The award gives Cohen options to buy 171,537,327 shares at $20.66 each, but only in nine tranches that vest if GameStop hits both market capitalization hurdles and “cumulative performance EBITDA,” a filing showed. EBITDA is earnings before interest, taxes, depreciation and amortization, a common measure of operating profit; GameStop set the top profitability bar at $10 billion. SEC

The first 10% tranche vests only at a $20 billion market cap and $2 billion in cumulative EBITDA, with targets stepping higher in $10 billion and $1 billion increments up to $80 billion and $8 billion; the last two tranches are 15% each at $90 billion and $9 billion, then $100 billion and $10 billion. GameStop said there is no partial credit between hurdles and no vesting at all if the minimum targets are not met.

GameStop put its market value at about $9.26 billion, meaning the $100 billion end-point would require roughly an 11-fold jump if the share count stays flat; even the first tranche needs more than a doubling. Shares rose more than 4% to $21.60 before the market open on Wednesday, AP reported.

GameStop pitched the structure as a pay-for-performance reset. “His compensation is entirely ‘at-risk,’” the company said, arguing the incentives align with long-term shareholder returns.

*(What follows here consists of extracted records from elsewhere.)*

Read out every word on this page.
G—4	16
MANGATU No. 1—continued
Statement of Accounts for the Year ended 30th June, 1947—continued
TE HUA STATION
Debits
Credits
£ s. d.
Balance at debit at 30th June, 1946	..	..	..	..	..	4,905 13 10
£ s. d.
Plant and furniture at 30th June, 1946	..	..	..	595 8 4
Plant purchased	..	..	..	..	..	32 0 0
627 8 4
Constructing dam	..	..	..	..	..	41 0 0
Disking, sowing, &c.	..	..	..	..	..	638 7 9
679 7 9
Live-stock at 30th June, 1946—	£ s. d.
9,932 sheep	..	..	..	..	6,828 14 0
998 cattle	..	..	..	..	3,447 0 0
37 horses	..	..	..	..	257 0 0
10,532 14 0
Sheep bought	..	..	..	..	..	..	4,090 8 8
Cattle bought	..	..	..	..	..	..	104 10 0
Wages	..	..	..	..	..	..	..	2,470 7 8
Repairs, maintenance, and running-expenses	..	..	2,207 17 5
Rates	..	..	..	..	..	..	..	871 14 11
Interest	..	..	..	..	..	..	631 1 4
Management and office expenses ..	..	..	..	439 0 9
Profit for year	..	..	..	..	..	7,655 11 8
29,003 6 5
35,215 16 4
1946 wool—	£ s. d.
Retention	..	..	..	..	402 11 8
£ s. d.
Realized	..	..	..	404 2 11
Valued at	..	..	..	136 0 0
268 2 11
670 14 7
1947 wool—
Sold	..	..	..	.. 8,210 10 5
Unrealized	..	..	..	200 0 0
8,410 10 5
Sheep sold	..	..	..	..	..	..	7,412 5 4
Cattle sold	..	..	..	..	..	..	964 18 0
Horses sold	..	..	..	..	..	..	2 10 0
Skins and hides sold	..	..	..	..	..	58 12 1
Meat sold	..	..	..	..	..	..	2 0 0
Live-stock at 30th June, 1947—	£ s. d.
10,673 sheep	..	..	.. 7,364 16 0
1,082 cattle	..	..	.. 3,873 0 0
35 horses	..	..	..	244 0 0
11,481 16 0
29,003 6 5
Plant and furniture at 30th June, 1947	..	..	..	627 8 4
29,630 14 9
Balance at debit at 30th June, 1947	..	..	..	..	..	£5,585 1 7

AP News

In a separate release, GameStop also pointed to cost cuts and a swing to profitability during Cohen’s tenure, including a drop in selling, general and administrative expenses to $950.8 million over the most recent trailing four fiscal quarters from $1.7 billion in fiscal 2021. It said net income over those trailing four quarters was $421.8 million, compared with a $381.3 million net loss in fiscal 2021.

The plan borrows from Tesla’s playbook, with Reuters noting the structure resembles the incentive award for CEO Elon Musk, where stock options vest only if big valuation and operating goals are hit. Any rerating would also boost Cohen outside the award because he already owns about 8.3% of GameStop, the Reuters report said.